Orangutans enter into settlements and villages because much of orangutan forest habitat nearby is being destroyed, in this case due to a palm oil plantation. This kind of industrial encroachment has significantly contributed to an increase in the number of orangutans needing to be rescued and translocated in recent years. In addition, this particular plantation and village are near the Lamandau Wildlife Reserve border, the protected area in which the Orangutan Foundation work and release orangutans into the wild. In Borneo, human habitation and oil palm plantations are often side by side. Different types of land use can be in areas very close together. Here, areas of forest are close to oil palm plantations and often to villages. Unfortunately, this makes it easy for orangutans to find their way into areas of human settlement.

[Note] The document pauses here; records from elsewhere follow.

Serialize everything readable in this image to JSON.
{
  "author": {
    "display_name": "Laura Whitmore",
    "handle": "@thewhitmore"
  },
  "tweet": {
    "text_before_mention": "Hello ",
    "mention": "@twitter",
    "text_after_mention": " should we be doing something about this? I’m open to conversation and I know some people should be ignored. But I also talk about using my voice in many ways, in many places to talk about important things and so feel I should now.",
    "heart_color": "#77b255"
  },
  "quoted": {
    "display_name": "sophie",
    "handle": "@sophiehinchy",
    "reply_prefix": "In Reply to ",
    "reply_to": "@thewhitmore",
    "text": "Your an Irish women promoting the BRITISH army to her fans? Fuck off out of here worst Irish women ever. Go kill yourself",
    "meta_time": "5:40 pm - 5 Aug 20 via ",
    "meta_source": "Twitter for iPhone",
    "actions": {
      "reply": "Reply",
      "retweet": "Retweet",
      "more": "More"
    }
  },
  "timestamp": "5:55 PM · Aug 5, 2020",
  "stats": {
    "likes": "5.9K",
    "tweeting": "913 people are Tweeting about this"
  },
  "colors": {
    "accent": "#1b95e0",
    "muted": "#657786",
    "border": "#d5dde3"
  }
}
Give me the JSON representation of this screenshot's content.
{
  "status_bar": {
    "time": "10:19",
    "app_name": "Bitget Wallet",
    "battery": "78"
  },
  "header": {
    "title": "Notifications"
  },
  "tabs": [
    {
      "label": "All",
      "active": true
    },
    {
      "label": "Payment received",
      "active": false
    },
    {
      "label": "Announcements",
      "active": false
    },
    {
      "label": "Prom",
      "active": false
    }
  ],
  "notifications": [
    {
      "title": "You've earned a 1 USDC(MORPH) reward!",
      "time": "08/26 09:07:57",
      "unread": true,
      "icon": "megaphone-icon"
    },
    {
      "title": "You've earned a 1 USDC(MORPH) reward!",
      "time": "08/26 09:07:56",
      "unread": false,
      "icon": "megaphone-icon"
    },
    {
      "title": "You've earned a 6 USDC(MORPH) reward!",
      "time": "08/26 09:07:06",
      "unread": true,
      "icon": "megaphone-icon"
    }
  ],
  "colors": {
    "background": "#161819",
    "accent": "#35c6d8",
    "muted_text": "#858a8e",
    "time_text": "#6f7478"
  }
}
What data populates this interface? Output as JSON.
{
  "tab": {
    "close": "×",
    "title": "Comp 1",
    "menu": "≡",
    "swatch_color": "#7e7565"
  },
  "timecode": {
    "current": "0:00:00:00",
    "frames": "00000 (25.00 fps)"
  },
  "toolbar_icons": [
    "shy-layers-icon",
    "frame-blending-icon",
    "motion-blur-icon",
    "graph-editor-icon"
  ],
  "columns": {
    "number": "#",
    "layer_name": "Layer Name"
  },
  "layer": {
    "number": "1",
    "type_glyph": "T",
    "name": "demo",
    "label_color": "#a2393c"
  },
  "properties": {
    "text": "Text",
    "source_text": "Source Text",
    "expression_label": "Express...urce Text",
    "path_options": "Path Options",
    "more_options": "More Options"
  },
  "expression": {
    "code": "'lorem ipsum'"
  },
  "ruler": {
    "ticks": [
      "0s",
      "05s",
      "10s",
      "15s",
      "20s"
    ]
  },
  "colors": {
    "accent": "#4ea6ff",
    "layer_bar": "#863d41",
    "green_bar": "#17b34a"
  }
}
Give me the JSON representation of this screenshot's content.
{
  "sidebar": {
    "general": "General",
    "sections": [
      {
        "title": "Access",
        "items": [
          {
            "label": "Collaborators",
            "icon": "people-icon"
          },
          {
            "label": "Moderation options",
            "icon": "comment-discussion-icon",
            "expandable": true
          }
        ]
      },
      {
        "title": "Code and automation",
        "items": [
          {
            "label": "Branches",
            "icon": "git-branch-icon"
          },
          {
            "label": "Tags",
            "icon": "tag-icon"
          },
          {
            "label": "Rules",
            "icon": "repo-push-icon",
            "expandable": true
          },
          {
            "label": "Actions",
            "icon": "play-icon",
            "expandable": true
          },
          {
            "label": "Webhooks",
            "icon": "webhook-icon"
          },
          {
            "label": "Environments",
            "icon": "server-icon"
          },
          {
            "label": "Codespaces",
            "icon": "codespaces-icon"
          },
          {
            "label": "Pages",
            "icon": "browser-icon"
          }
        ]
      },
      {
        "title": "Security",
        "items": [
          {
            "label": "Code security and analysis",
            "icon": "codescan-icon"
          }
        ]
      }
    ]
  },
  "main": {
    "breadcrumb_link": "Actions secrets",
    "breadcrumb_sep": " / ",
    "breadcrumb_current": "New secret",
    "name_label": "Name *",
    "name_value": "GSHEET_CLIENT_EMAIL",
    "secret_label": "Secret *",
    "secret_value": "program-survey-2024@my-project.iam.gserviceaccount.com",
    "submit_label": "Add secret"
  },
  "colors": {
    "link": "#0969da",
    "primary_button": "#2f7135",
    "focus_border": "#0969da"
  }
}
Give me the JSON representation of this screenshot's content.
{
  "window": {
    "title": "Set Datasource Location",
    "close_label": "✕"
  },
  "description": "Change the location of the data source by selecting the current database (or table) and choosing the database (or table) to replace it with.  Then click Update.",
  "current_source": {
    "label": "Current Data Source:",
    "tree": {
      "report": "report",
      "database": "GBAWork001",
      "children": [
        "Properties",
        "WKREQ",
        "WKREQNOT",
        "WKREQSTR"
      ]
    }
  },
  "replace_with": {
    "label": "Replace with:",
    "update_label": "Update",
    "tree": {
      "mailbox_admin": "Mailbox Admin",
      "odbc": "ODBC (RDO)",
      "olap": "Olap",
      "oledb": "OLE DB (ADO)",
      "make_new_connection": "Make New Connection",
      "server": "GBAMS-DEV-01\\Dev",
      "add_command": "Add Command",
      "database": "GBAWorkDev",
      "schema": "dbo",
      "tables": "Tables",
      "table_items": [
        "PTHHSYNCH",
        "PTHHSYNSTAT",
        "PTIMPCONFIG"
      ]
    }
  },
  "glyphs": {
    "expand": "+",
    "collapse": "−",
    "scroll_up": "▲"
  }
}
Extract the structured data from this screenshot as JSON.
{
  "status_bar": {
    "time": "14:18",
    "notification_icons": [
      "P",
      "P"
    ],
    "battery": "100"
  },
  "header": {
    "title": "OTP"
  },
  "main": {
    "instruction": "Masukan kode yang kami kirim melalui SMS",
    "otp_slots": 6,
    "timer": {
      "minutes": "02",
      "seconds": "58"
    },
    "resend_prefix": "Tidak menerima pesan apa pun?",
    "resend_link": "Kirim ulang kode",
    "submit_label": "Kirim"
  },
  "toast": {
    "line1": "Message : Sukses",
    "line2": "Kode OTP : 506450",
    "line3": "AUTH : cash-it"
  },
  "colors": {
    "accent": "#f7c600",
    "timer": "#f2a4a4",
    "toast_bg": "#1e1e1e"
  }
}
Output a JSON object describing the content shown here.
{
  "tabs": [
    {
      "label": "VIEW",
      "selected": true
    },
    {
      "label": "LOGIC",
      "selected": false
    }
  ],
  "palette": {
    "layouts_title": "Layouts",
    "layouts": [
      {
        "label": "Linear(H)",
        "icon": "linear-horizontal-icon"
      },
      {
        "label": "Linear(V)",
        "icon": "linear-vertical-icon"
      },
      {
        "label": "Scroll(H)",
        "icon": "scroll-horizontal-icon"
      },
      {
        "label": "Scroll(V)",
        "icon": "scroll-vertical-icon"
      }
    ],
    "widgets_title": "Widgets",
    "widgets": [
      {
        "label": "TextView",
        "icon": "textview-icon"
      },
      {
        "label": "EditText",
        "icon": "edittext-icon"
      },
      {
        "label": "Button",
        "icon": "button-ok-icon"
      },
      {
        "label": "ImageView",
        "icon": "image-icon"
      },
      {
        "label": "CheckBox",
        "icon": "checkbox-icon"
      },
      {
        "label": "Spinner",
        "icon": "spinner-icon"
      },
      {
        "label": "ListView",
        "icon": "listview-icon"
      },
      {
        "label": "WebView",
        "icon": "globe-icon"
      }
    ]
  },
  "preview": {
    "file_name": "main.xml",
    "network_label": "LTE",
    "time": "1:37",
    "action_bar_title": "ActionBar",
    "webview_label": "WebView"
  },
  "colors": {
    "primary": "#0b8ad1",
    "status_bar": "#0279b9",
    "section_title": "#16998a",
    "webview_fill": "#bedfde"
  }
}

Tobing reported the situation to the police, who decided to bring the baby orangutan to the local police station. It was then decided to inform the discovery of this infant to the Natural Resources Conservation Agency (BKSDA).
Due to this quick reporting and an organised system, the very next day, the Orangutan Foundation staff and BKSDA officers arrived (from Pangkalan Bun) to meet ‘Keno’ and it was decided to translocate him. He was kept in a transit cage at the BKSDA offices, and after a full health check and a few days to acclimatise. He was then moved to Gemini Camp (of the Orangutan Foundation camps), and Keno started his soft release programme. Staff saw that he was well and confident and so allowed him to get back into the trees again, as the staff keep a watchful eye. He had some minor bruising on his foot which has already healed up. He enjoys his diet of fruits from the forest. Now we hope to find a suitable surrogate mother for Keno. The ideal surrogate mother would either have an already independent offspring or no have no offspring at all. We'll make sure we keep you up to date with Keno's development and progress through his soft release!